What I like about this website is how it sets out basic fundamentals that every student should know, but may be too embarrassed to ask. Sometimes when students reach university level, they don't feel that they should be asking because it's already expected of them to know all of this. However, by publicising the site to students, they will always have a site to go to if they are unsure of anything.

Use of body language: Notice how Christine smiles and has eye contact with her audience. Hint: Don't forget to smile!

Create an outline of your presentation in note form to prompt you as you speak. Do not write out complete sentences because you will be tempted to read them. You want your speech to flow naturally.


  • Highlight or underline parts of your talk you want to emphasise or pause and give examples.
  • Note where audio-visual aids will be used.



I know many students are still confused about how to reference and which style of referencing RMIT accepts. This site goes through all these skills step by step in an easy manner. In the assessment tasks section of the site, it shows students how to complete assessment tasks such as essays, reports and literature reviews.

Use of cards: Highlighted in bold.

Linking words and phrases work as signposts to tell the reader that something new/important is coming. They are a way for the speaker to tell the audience that they are about to move to a new topic or section of the talk.
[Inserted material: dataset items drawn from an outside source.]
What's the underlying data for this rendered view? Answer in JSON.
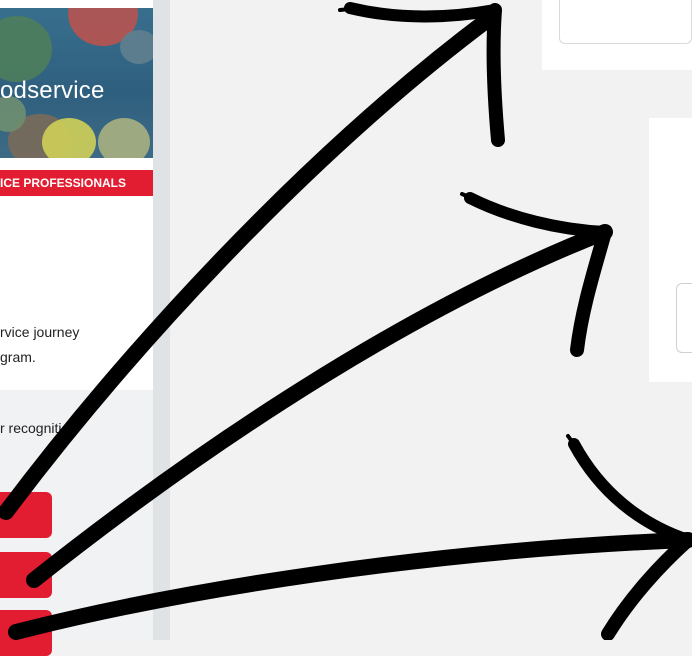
{
  "sidebar": {
    "hero_title": "odservice",
    "ribbon_text": "ICE PROFESSIONALS",
    "description_line_1": "rvice journey",
    "description_line_2": "gram.",
    "recognition_text": "r recognition"
  },
  "colors": {
    "accent": "#e21d31",
    "page_background": "#f2f2f2",
    "arrow": "#000000"
  },
  "overlay": {
    "arrow_count": 3,
    "arrow_icon": "hand-drawn-arrow-icon"
  }
}
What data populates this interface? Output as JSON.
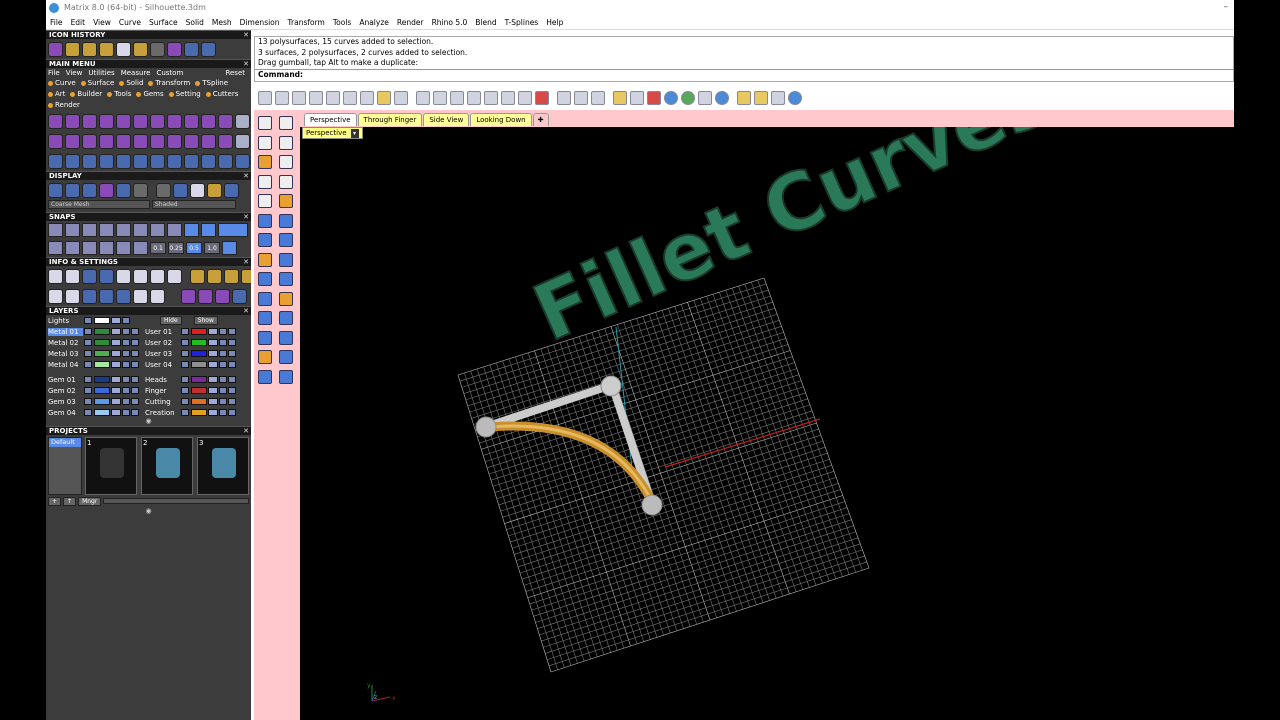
{
  "window": {
    "title": "Matrix 8.0 (64-bit) - Silhouette.3dm",
    "controls": "–"
  },
  "menubar": [
    "File",
    "Edit",
    "View",
    "Curve",
    "Surface",
    "Solid",
    "Mesh",
    "Dimension",
    "Transform",
    "Tools",
    "Analyze",
    "Render",
    "Rhino 5.0",
    "Blend",
    "T-Splines",
    "Help"
  ],
  "panels": {
    "icon_history": "ICON HISTORY",
    "main_menu": "MAIN MENU",
    "display": "DISPLAY",
    "snaps": "SNAPS",
    "info_settings": "INFO & SETTINGS",
    "layers": "LAYERS",
    "projects": "PROJECTS",
    "close": "✕"
  },
  "main_menu": {
    "menus": [
      "File",
      "View",
      "Utilities",
      "Measure",
      "Custom"
    ],
    "reset": "Reset",
    "tabs": [
      "Curve",
      "Surface",
      "Solid",
      "Transform",
      "TSpline",
      "Art",
      "Builder",
      "Tools",
      "Gems",
      "Setting",
      "Cutters",
      "Render"
    ]
  },
  "display": {
    "mesh_select": "Coarse Mesh",
    "mode_select": "Shaded"
  },
  "snaps": {
    "values": [
      "0.1",
      "0.25",
      "0.5",
      "1.0"
    ]
  },
  "layers": {
    "header_left": "Lights",
    "hide_label": "Hide",
    "show_label": "Show",
    "left": [
      {
        "name": "Metal 01",
        "color": "#2e8b3a"
      },
      {
        "name": "Metal 02",
        "color": "#2e8b3a"
      },
      {
        "name": "Metal 03",
        "color": "#4caf50"
      },
      {
        "name": "Metal 04",
        "color": "#a8e6a0"
      },
      {
        "name": "Gem 01",
        "color": "#1a3a8a"
      },
      {
        "name": "Gem 02",
        "color": "#3a6ad8"
      },
      {
        "name": "Gem 03",
        "color": "#5a9ae8"
      },
      {
        "name": "Gem 04",
        "color": "#9ac8f0"
      }
    ],
    "right": [
      {
        "name": "User 01",
        "color": "#e02020"
      },
      {
        "name": "User 02",
        "color": "#20c020"
      },
      {
        "name": "User 03",
        "color": "#2020e0"
      },
      {
        "name": "User 04",
        "color": "#909090"
      },
      {
        "name": "Heads",
        "color": "#7a2a9a"
      },
      {
        "name": "Finger",
        "color": "#c03030"
      },
      {
        "name": "Cutting",
        "color": "#e07020"
      },
      {
        "name": "Creation",
        "color": "#e0a020"
      }
    ]
  },
  "projects": {
    "list": [
      "Default"
    ],
    "thumbs": [
      "1",
      "2",
      "3"
    ],
    "mngr": "Mngr",
    "add": "+",
    "up": "↑"
  },
  "command": {
    "history": [
      "13 polysurfaces, 15 curves added to selection.",
      "3 surfaces, 2 polysurfaces, 2 curves added to selection.",
      "Drag gumball, tap Alt to make a duplicate:"
    ],
    "prompt": "Command:"
  },
  "viewport_tabs": [
    "Perspective",
    "Through Finger",
    "Side View",
    "Looking Down"
  ],
  "viewport": {
    "label": "Perspective",
    "overlay_text": "Fillet Curves",
    "accent": "#2a7a5a",
    "axis_labels": [
      "y",
      "z",
      "x"
    ]
  }
}
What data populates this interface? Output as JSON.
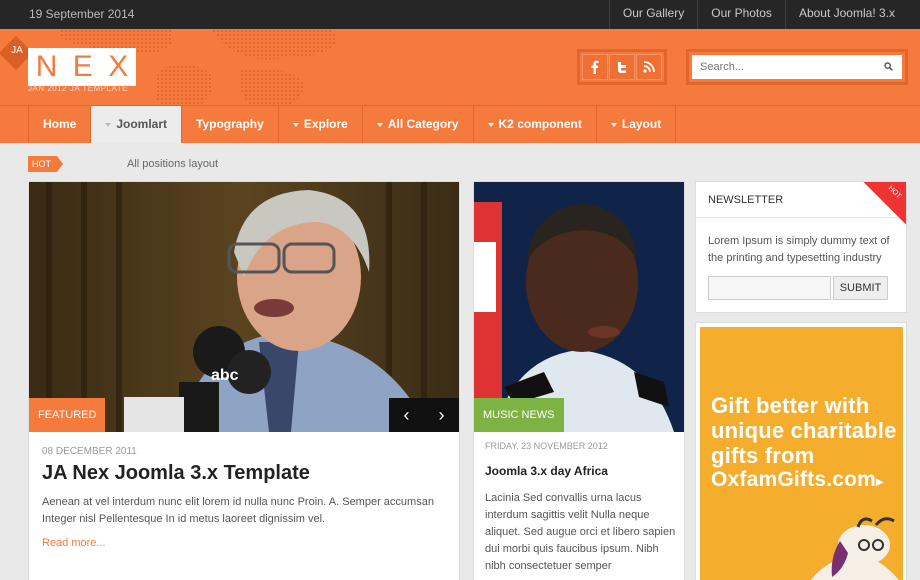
{
  "topbar": {
    "date": "19 September 2014",
    "links": [
      "Our Gallery",
      "Our Photos",
      "About Joomla! 3.x"
    ]
  },
  "header": {
    "ja_badge": "JA",
    "logo_letters": [
      "N",
      "E",
      "X"
    ],
    "logo_sub": "JAN 2012 JA TEMPLATE",
    "social_icons": [
      "facebook-icon",
      "twitter-icon",
      "rss-icon"
    ],
    "search_placeholder": "Search..."
  },
  "nav": {
    "items": [
      {
        "label": "Home",
        "caret": false,
        "active": false
      },
      {
        "label": "Joomlart",
        "caret": true,
        "active": true
      },
      {
        "label": "Typography",
        "caret": false,
        "active": false
      },
      {
        "label": "Explore",
        "caret": true,
        "active": false
      },
      {
        "label": "All Category",
        "caret": true,
        "active": false
      },
      {
        "label": "K2 component",
        "caret": true,
        "active": false
      },
      {
        "label": "Layout",
        "caret": true,
        "active": false
      }
    ]
  },
  "hotline": {
    "badge": "HOT",
    "text": "All positions layout"
  },
  "featured": {
    "tag": "FEATURED",
    "prev": "‹",
    "next": "›",
    "date": "08 DECEMBER 2011",
    "title": "JA Nex Joomla 3.x Template",
    "text": "Aenean at vel interdum nunc elit lorem id nulla nunc Proin. A. Semper accumsan Integer nisl Pellentesque In id metus laoreet dignissim vel.",
    "more": "Read more..."
  },
  "music": {
    "tag": "MUSIC NEWS",
    "date": "FRIDAY, 23 NOVEMBER 2012",
    "title": "Joomla 3.x day Africa",
    "text": "Lacinia Sed convallis urna lacus interdum sagittis velit Nulla neque aliquet. Sed augue orci et libero sapien dui morbi quis faucibus ipsum. Nibh nibh consectetuer semper"
  },
  "newsletter": {
    "title": "NEWSLETTER",
    "corner": "HOT",
    "text": "Lorem Ipsum is simply dummy text of the printing and typesetting industry",
    "submit": "SUBMIT"
  },
  "ad": {
    "lines": [
      "Gift better with",
      "unique charitable",
      "gifts from",
      "OxfamGifts.com"
    ],
    "arrow": "▸"
  },
  "colors": {
    "brand_orange": "#f47a3d",
    "topbar_dark": "#262626",
    "music_green": "#7cb342",
    "ad_yellow": "#f5ad2e"
  }
}
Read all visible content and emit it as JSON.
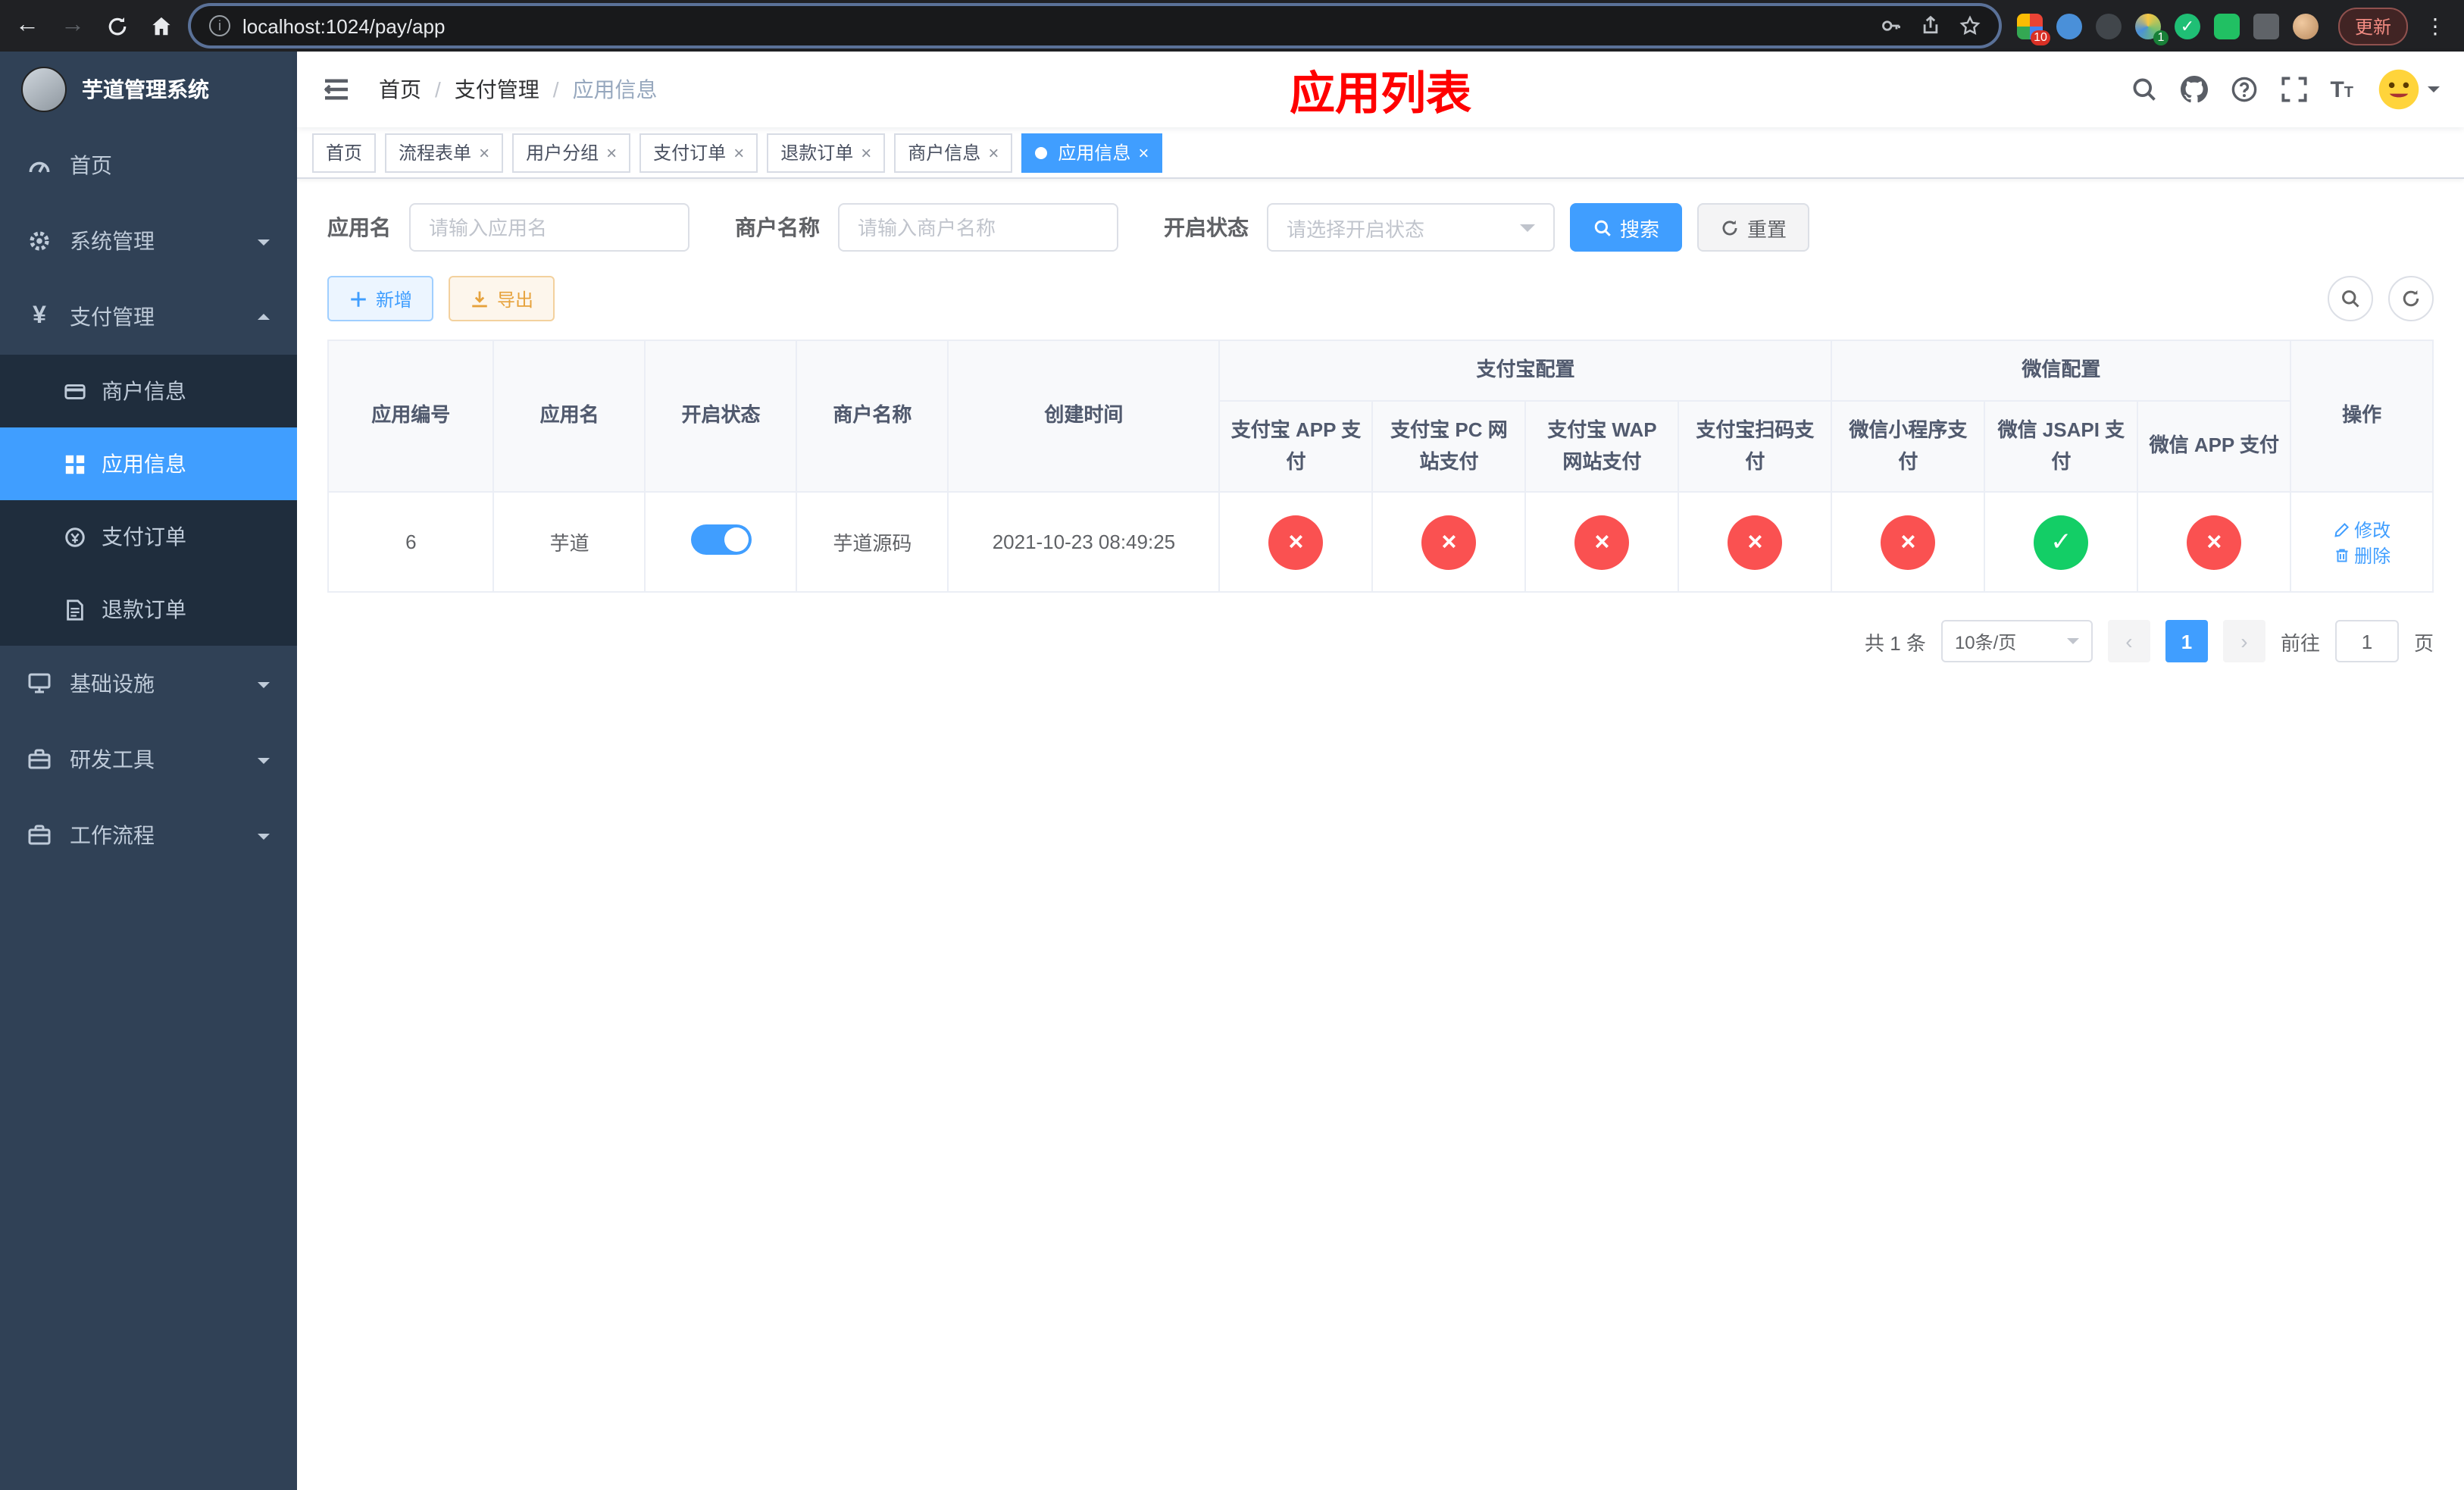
{
  "colors": {
    "primary": "#409eff",
    "danger": "#fa5151",
    "success": "#13ce66",
    "warning": "#e6a23c",
    "sidebar_bg": "#304156",
    "title_red": "#ff0000"
  },
  "browser": {
    "url": "localhost:1024/pay/app",
    "update_label": "更新",
    "ext_badge_grid": "10",
    "ext_badge_circle": "1"
  },
  "sidebar": {
    "app_title": "芋道管理系统",
    "menu": [
      {
        "label": "首页"
      },
      {
        "label": "系统管理"
      },
      {
        "label": "支付管理"
      },
      {
        "label": "基础设施"
      },
      {
        "label": "研发工具"
      },
      {
        "label": "工作流程"
      }
    ],
    "submenu": [
      {
        "label": "商户信息"
      },
      {
        "label": "应用信息"
      },
      {
        "label": "支付订单"
      },
      {
        "label": "退款订单"
      }
    ]
  },
  "navbar": {
    "breadcrumb": [
      "首页",
      "支付管理",
      "应用信息"
    ],
    "page_title": "应用列表"
  },
  "tabs": [
    {
      "label": "首页"
    },
    {
      "label": "流程表单"
    },
    {
      "label": "用户分组"
    },
    {
      "label": "支付订单"
    },
    {
      "label": "退款订单"
    },
    {
      "label": "商户信息"
    },
    {
      "label": "应用信息"
    }
  ],
  "filter": {
    "app_name_label": "应用名",
    "app_name_placeholder": "请输入应用名",
    "merchant_label": "商户名称",
    "merchant_placeholder": "请输入商户名称",
    "status_label": "开启状态",
    "status_placeholder": "请选择开启状态",
    "search_label": "搜索",
    "reset_label": "重置"
  },
  "toolbar": {
    "add_label": "新增",
    "export_label": "导出"
  },
  "table": {
    "columns": {
      "app_id": "应用编号",
      "app_name": "应用名",
      "status": "开启状态",
      "merchant": "商户名称",
      "created": "创建时间",
      "alipay_group": "支付宝配置",
      "wechat_group": "微信配置",
      "alipay_app": "支付宝 APP 支付",
      "alipay_pc": "支付宝 PC 网站支付",
      "alipay_wap": "支付宝 WAP 网站支付",
      "alipay_qr": "支付宝扫码支付",
      "wechat_mini": "微信小程序支付",
      "wechat_jsapi": "微信 JSAPI 支付",
      "wechat_app": "微信 APP 支付",
      "actions": "操作"
    },
    "row": {
      "app_id": "6",
      "app_name": "芋道",
      "status_on": true,
      "merchant": "芋道源码",
      "created": "2021-10-23 08:49:25",
      "configs": [
        "no",
        "no",
        "no",
        "no",
        "no",
        "yes",
        "no"
      ],
      "edit_label": "修改",
      "delete_label": "删除"
    }
  },
  "pagination": {
    "total": "共 1 条",
    "page_size": "10条/页",
    "page": "1",
    "goto_label": "前往",
    "goto_value": "1",
    "goto_unit": "页"
  }
}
  • The first important factor is...
  • Next I will talk about...
  • Another important aspect is...


Notice how Christine uses linking words and phrases to introduce her points and subpoints.


The Learning Lab website goes through the definition of the assessment task and walks the student through exactly what is expected of them and how to go about completing it. One of the most useful skills taught on the site is how to go about revising and preparing for exams.

Use of linking words: Highlighted in bold.